Only one per cent annual duty on the value added of the project.
* In the field of Special Economic Zones (SEZ):
The tax rate on all activities within these zones is 10 per cent.
The first zone created under the new law is the North West Suez Special Economic Zone where fertilisers, iron and steel, pharmaceuticals, building materials and petrochemicals companies have already started production.
Two logistics facilities which serve the newly created SEZs have been established. These are the Red Sea port of Ain Al-Sokhna and Port Said on the east Mediterranean coast.
* Strides have been undertaken to simplify procedures. These include:
- A One-Stop-Shop established at the General Authority for Investment Promotion and Free Zones (GAFI) in 2004, followed by another one in Alexandria. The One-Stop-Shop will soon open in three other governorates, namely, Assiut, Giza and Ismailiya.
The reduction of some administrative start up and operational barriers includes:
Company registration within 72 hours (it was formerly three months).
Automation of commercial registry.
Establishing the Model Customs and Tax Centre (MCTC) in 2005: This is a modern tax administration centre which conducts the work of three departments, namely customs, sales and income tax.
The Labour Law was also amended in 2005 to address firing procedures and reinforce dispute settlement measures.
The drafting of a unified construction law has also helped simplify procedures and improve control over the issuance of construction licenses.

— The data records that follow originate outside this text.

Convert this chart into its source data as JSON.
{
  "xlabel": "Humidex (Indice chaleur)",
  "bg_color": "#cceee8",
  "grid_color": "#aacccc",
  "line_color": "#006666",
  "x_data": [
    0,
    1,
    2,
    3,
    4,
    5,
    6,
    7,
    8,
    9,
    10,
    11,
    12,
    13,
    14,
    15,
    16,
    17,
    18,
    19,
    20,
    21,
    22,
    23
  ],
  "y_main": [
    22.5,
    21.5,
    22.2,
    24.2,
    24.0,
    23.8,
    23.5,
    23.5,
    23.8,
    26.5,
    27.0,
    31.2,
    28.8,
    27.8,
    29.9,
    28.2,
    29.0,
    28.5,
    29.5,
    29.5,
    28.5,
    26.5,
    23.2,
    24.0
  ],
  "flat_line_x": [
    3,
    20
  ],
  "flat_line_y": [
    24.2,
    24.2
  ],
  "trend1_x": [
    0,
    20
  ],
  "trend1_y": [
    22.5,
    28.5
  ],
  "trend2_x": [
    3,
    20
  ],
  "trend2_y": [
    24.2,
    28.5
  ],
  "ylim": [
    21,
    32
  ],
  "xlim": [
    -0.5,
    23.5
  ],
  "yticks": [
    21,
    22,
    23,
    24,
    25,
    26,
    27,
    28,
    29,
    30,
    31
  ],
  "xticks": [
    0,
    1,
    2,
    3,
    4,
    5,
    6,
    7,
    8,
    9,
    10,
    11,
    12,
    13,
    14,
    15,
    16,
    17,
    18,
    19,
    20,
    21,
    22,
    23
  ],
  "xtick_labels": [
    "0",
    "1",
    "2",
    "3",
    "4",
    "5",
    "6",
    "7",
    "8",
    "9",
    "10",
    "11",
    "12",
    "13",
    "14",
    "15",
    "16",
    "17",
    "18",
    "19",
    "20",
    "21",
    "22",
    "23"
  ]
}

- Some radical institutional reform has been introduced to the General Authority for Free Zones and Investment (GAFI) which is the primary governmental authority concerned with regulating and facilitating investment in the country. GAFI's role has been broadened from being a regulatory body into a proactive investment promotion agency.
The agency since then has been successful in building interactive relations with the different bodies concerned with investment in the country. It has also developed a policy advocacy function to assist in formulating policies to play an active role in the removal of investment barriers.